Survey results indicated that younger providers were more likely to believe that immunizations “cause more harm than good.” Compared with older graduates, recent graduates were 15% less likely to believe that vaccines are efficacious and were less likely to believe that vaccines were safe.

“Our findings should be further investigated and replicated in other studies, with a potential policy implication of improved vaccine-related medical curricula and training,” Omer said.

“For a long time, we suspected this sort of thing,” Bruce Gellin, MD, MPH, director of the National Vaccine Program Office and deputy assistant secretary for health, said during the press conference. “As the familiarity with the disease goes away, we’re only hearing about the vaccines and do not often link up with what the vaccines are designed to do.

“In some ways, this mimics the situation in society at large, where young parents are not familiar with these diseases. When they think back, the immunizations that they received are different from what their children are getting now. It’s often the grandparents who step in and explain what these diseases are like,” Gellin said. “It’s a dynamic situation that reflects the power that the vaccines have had to make the diseases go away, which now questions the value to the people who are receiving them, as they do not understand how society has changed because of them.” – by Ashley DeNyse

For more information:

  • Omer SB. #324. Presented at: The IDSA 49th Annual Meeting; Oct. 20-23, 2011; Boston.

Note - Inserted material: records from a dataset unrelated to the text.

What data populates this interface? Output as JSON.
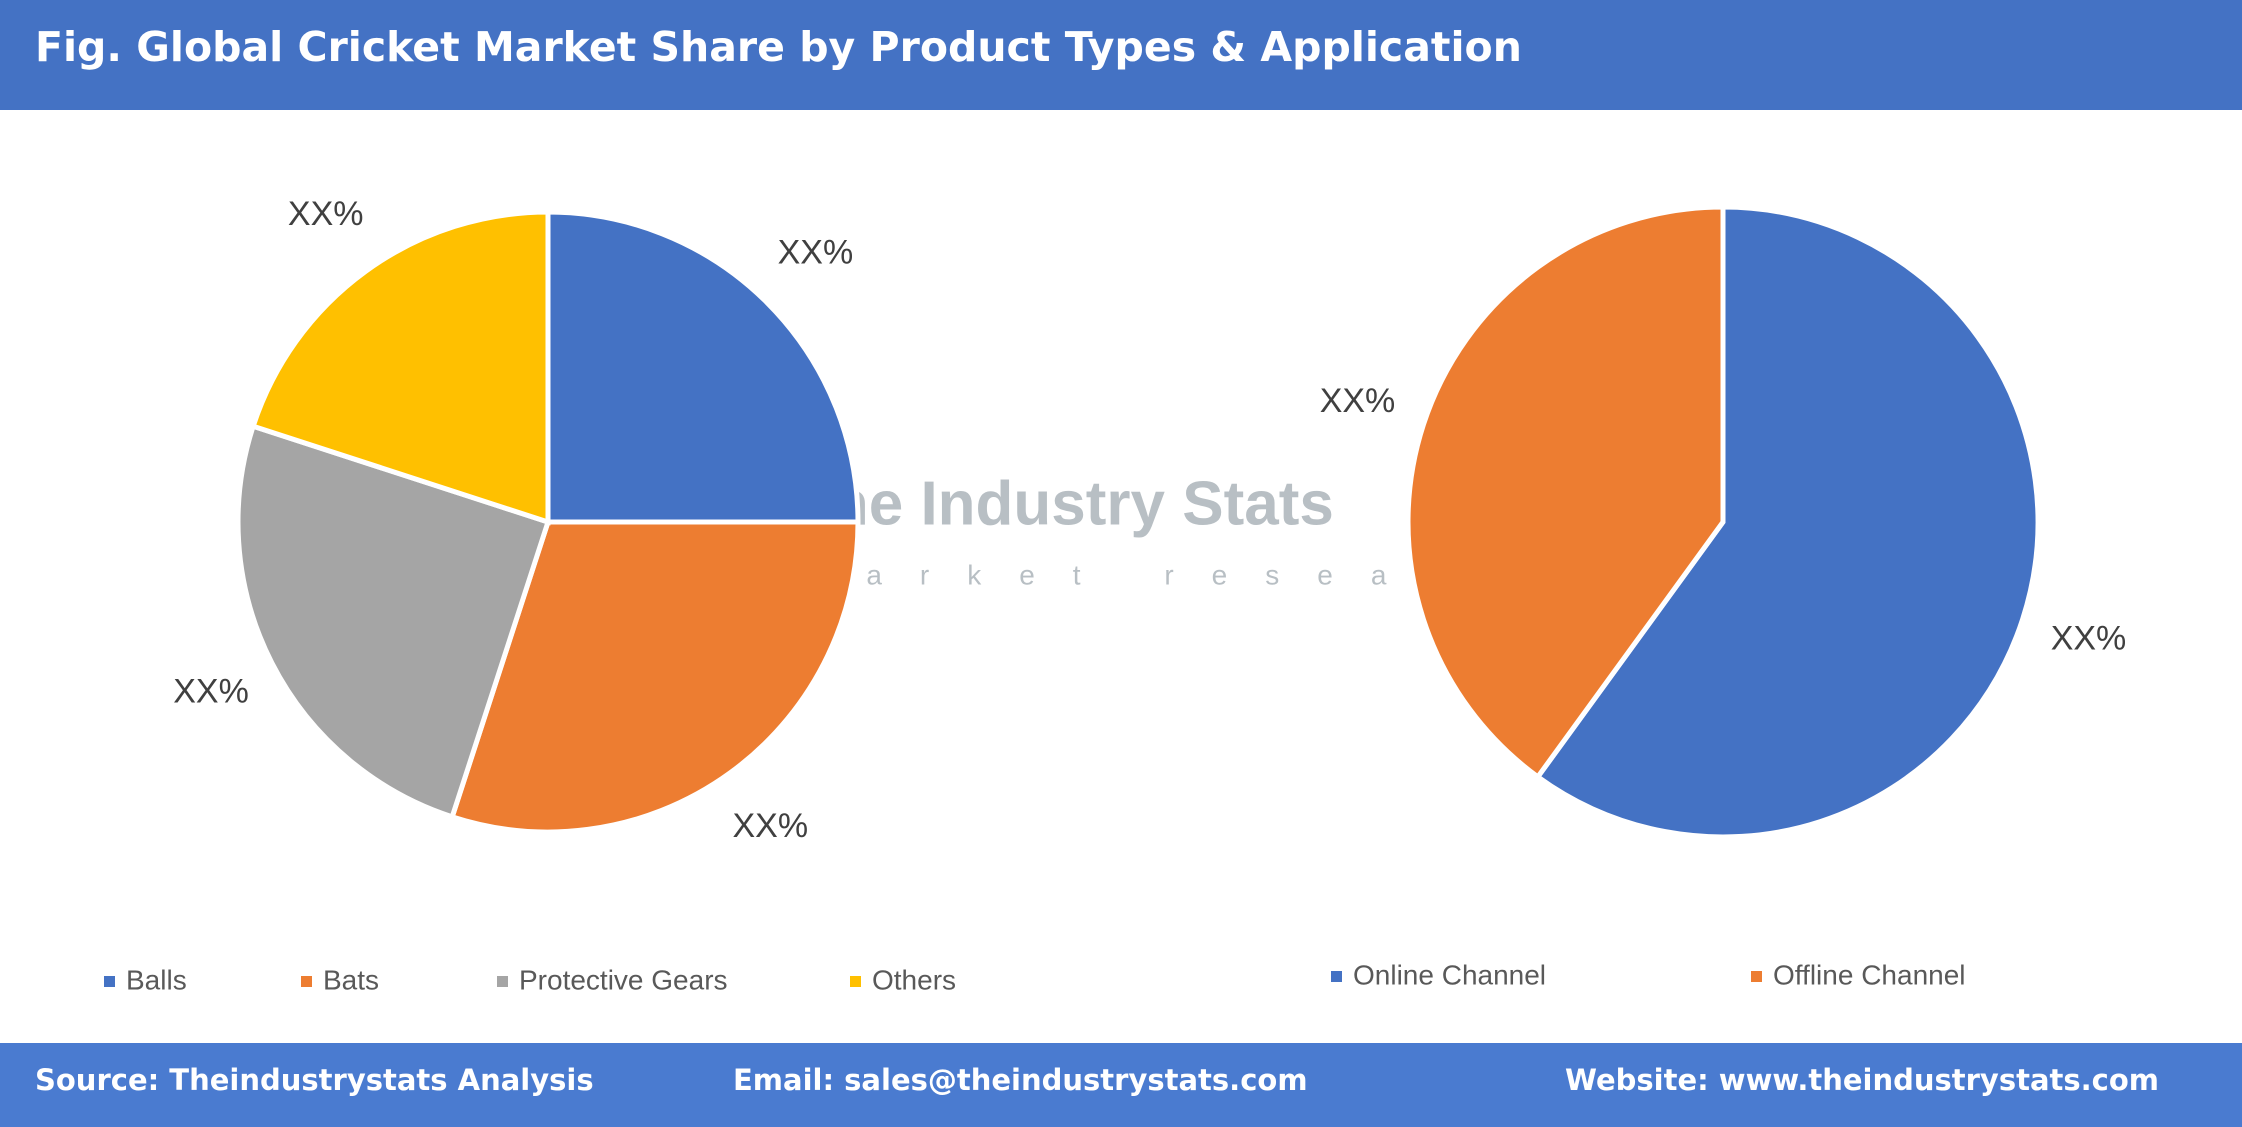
{
  "header": {
    "title": "Fig. Global Cricket Market Share by Product Types & Application"
  },
  "watermark": {
    "name": "The Industry Stats",
    "tagline": "market research"
  },
  "chart_data": [
    {
      "type": "pie",
      "categories": [
        "Balls",
        "Bats",
        "Protective Gears",
        "Others"
      ],
      "values": [
        25,
        30,
        25,
        20
      ],
      "value_labels": [
        "XX%",
        "XX%",
        "XX%",
        "XX%"
      ],
      "colors": [
        "#4472c4",
        "#ed7d31",
        "#a5a5a5",
        "#ffc000"
      ]
    },
    {
      "type": "pie",
      "categories": [
        "Online Channel",
        "Offline Channel"
      ],
      "values": [
        60,
        40
      ],
      "value_labels": [
        "XX%",
        "XX%"
      ],
      "colors": [
        "#4472c4",
        "#ed7d31"
      ]
    }
  ],
  "footer": {
    "source": "Source: Theindustrystats Analysis",
    "email": "Email: sales@theindustrystats.com",
    "website": "Website: www.theindustrystats.com"
  }
}
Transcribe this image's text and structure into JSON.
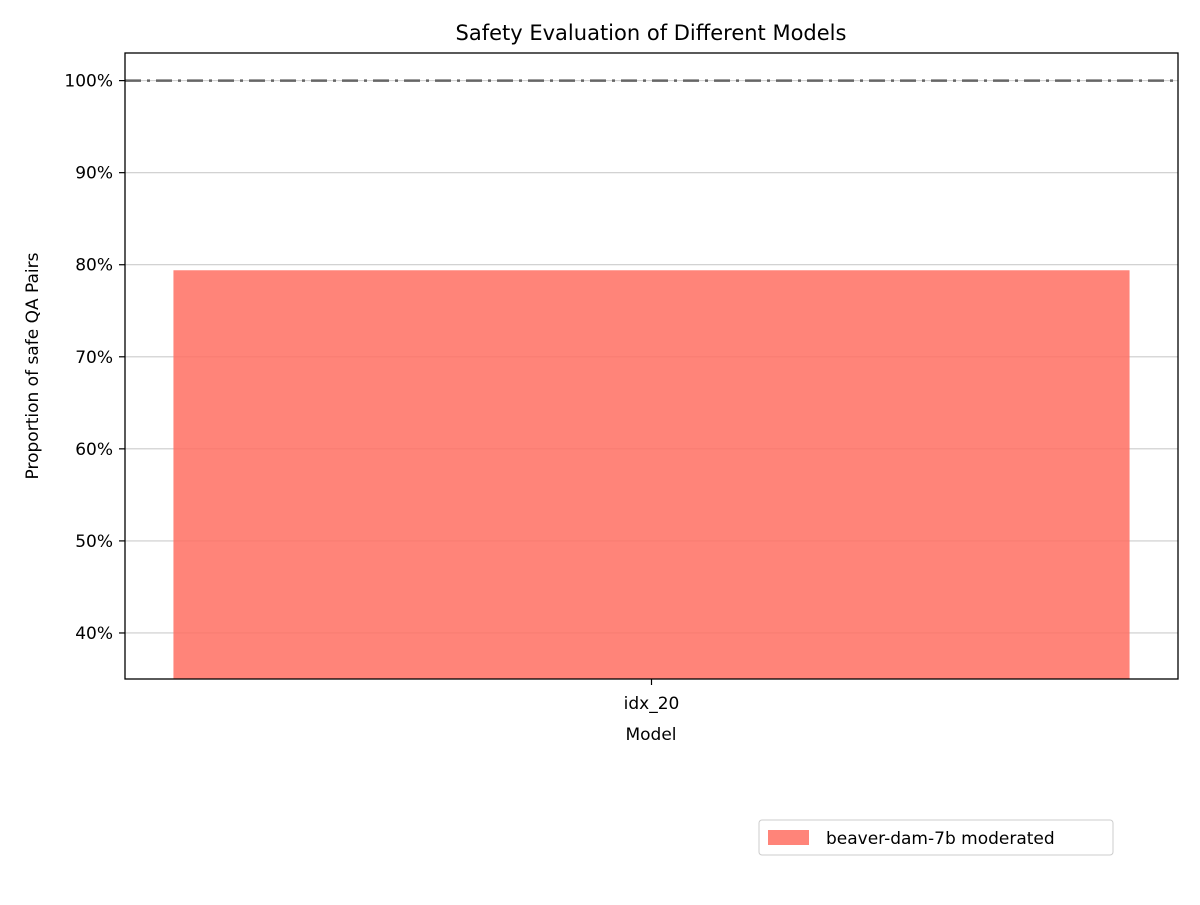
{
  "chart_data": {
    "type": "bar",
    "title": "Safety Evaluation of Different Models",
    "xlabel": "Model",
    "ylabel": "Proportion of safe QA Pairs",
    "categories": [
      "idx_20"
    ],
    "series": [
      {
        "name": "beaver-dam-7b moderated",
        "values": [
          79.4
        ],
        "color": "#ff6f61"
      }
    ],
    "ylim": [
      35,
      103
    ],
    "yticks": [
      40,
      50,
      60,
      70,
      80,
      90,
      100
    ],
    "ytick_labels": [
      "40%",
      "50%",
      "60%",
      "70%",
      "80%",
      "90%",
      "100%"
    ],
    "reference_line": {
      "value": 100,
      "style": "dash-dot",
      "color": "#666666"
    },
    "grid": "y",
    "legend_position": "lower-right-outside"
  }
}
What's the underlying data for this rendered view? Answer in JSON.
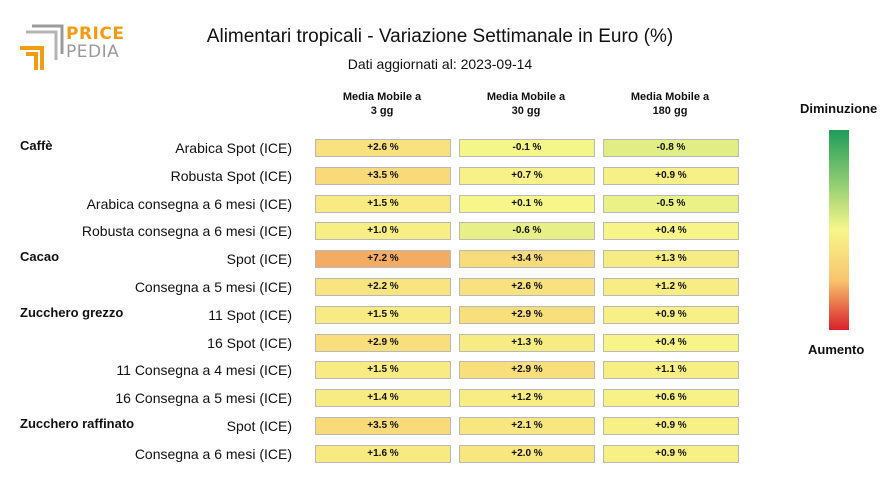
{
  "logo": {
    "word1": "PRICE",
    "word2": "PEDIA"
  },
  "chart_data": {
    "type": "table",
    "title": "Alimentari tropicali - Variazione Settimanale in Euro (%)",
    "subtitle": "Dati aggiornati al: 2023-09-14",
    "columns": [
      "Media Mobile a\n3 gg",
      "Media Mobile a\n30 gg",
      "Media Mobile a\n180 gg"
    ],
    "groups": [
      {
        "name": "Caffè",
        "rows": [
          {
            "label": "Arabica Spot (ICE)",
            "values": [
              2.6,
              -0.1,
              -0.8
            ],
            "texts": [
              "+2.6 %",
              "-0.1 %",
              "-0.8 %"
            ]
          },
          {
            "label": "Robusta Spot (ICE)",
            "values": [
              3.5,
              0.7,
              0.9
            ],
            "texts": [
              "+3.5 %",
              "+0.7 %",
              "+0.9 %"
            ]
          },
          {
            "label": "Arabica consegna a 6 mesi (ICE)",
            "values": [
              1.5,
              0.1,
              -0.5
            ],
            "texts": [
              "+1.5 %",
              "+0.1 %",
              "-0.5 %"
            ]
          },
          {
            "label": "Robusta consegna a 6 mesi (ICE)",
            "values": [
              1.0,
              -0.6,
              0.4
            ],
            "texts": [
              "+1.0 %",
              "-0.6 %",
              "+0.4 %"
            ]
          }
        ]
      },
      {
        "name": "Cacao",
        "rows": [
          {
            "label": "Spot (ICE)",
            "values": [
              7.2,
              3.4,
              1.3
            ],
            "texts": [
              "+7.2 %",
              "+3.4 %",
              "+1.3 %"
            ]
          },
          {
            "label": "Consegna a 5 mesi (ICE)",
            "values": [
              2.2,
              2.6,
              1.2
            ],
            "texts": [
              "+2.2 %",
              "+2.6 %",
              "+1.2 %"
            ]
          }
        ]
      },
      {
        "name": "Zucchero grezzo",
        "rows": [
          {
            "label": "11 Spot (ICE)",
            "values": [
              1.5,
              2.9,
              0.9
            ],
            "texts": [
              "+1.5 %",
              "+2.9 %",
              "+0.9 %"
            ]
          },
          {
            "label": "16 Spot (ICE)",
            "values": [
              2.9,
              1.3,
              0.4
            ],
            "texts": [
              "+2.9 %",
              "+1.3 %",
              "+0.4 %"
            ]
          },
          {
            "label": "11 Consegna a 4 mesi (ICE)",
            "values": [
              1.5,
              2.9,
              1.1
            ],
            "texts": [
              "+1.5 %",
              "+2.9 %",
              "+1.1 %"
            ]
          },
          {
            "label": "16 Consegna a 5 mesi (ICE)",
            "values": [
              1.4,
              1.2,
              0.6
            ],
            "texts": [
              "+1.4 %",
              "+1.2 %",
              "+0.6 %"
            ]
          }
        ]
      },
      {
        "name": "Zucchero raffinato",
        "rows": [
          {
            "label": "Spot (ICE)",
            "values": [
              3.5,
              2.1,
              0.9
            ],
            "texts": [
              "+3.5 %",
              "+2.1 %",
              "+0.9 %"
            ]
          },
          {
            "label": "Consegna a 6 mesi (ICE)",
            "values": [
              1.6,
              2.0,
              0.9
            ],
            "texts": [
              "+1.6 %",
              "+2.0 %",
              "+0.9 %"
            ]
          }
        ]
      }
    ],
    "legend": {
      "top_label": "Diminuzione",
      "bottom_label": "Aumento"
    },
    "colors": {
      "decrease_strong": "#1e9c5a",
      "neutral": "#f7f78a",
      "increase_mid": "#f9c56e",
      "increase_strong": "#d8202b",
      "logo_orange": "#f39c12",
      "logo_grey": "#9a9a9a"
    }
  }
}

Disclosure: The researchers report no relevant financial disclosures.

PERSPECTIVE

James Brien
James H. Brien, DO

This study supports what I and many of my colleagues have observed over the last decade. The conclusion is that more recent (younger) providers are more inclined to either distrust vaccines or not believe that the diseases they prevent, or modify in their severity, are worth the risk. Not knowing the details of the survey, one cannot comment much further on the study, but I can say that I believe this is a failure of our medical education system. Having recognized this trend many years ago, I spend a significant amount of my teaching time on the history of vaccine-preventable diseases, supported by graphic visual examples of these diseases and their complications, as I'm sure most of my pediatric infectious diseases colleagues do as well. In order to redirect this trend, in my opinion, it must begin in the basic science years of medical school and reinforced on clinical rotations with primary providers, using evidence-based data from which to teach. Even though I had no direct experience with smallpox, diphtheria or tetanus growing up, I was nonetheless taught to respect the value of the vaccines that prevent these diseases and accept the occasional significant risk associated with them. Therefore, I don't believe that simply not having personal experience with a vaccine-preventable disease is needed to favor its prevention, but rather we have become complacent as educators.

– James H. Brien, DO

Infectious Disease News Editorial Board member

Disclosure: Dr. Brien reports no relevant financial disclosures.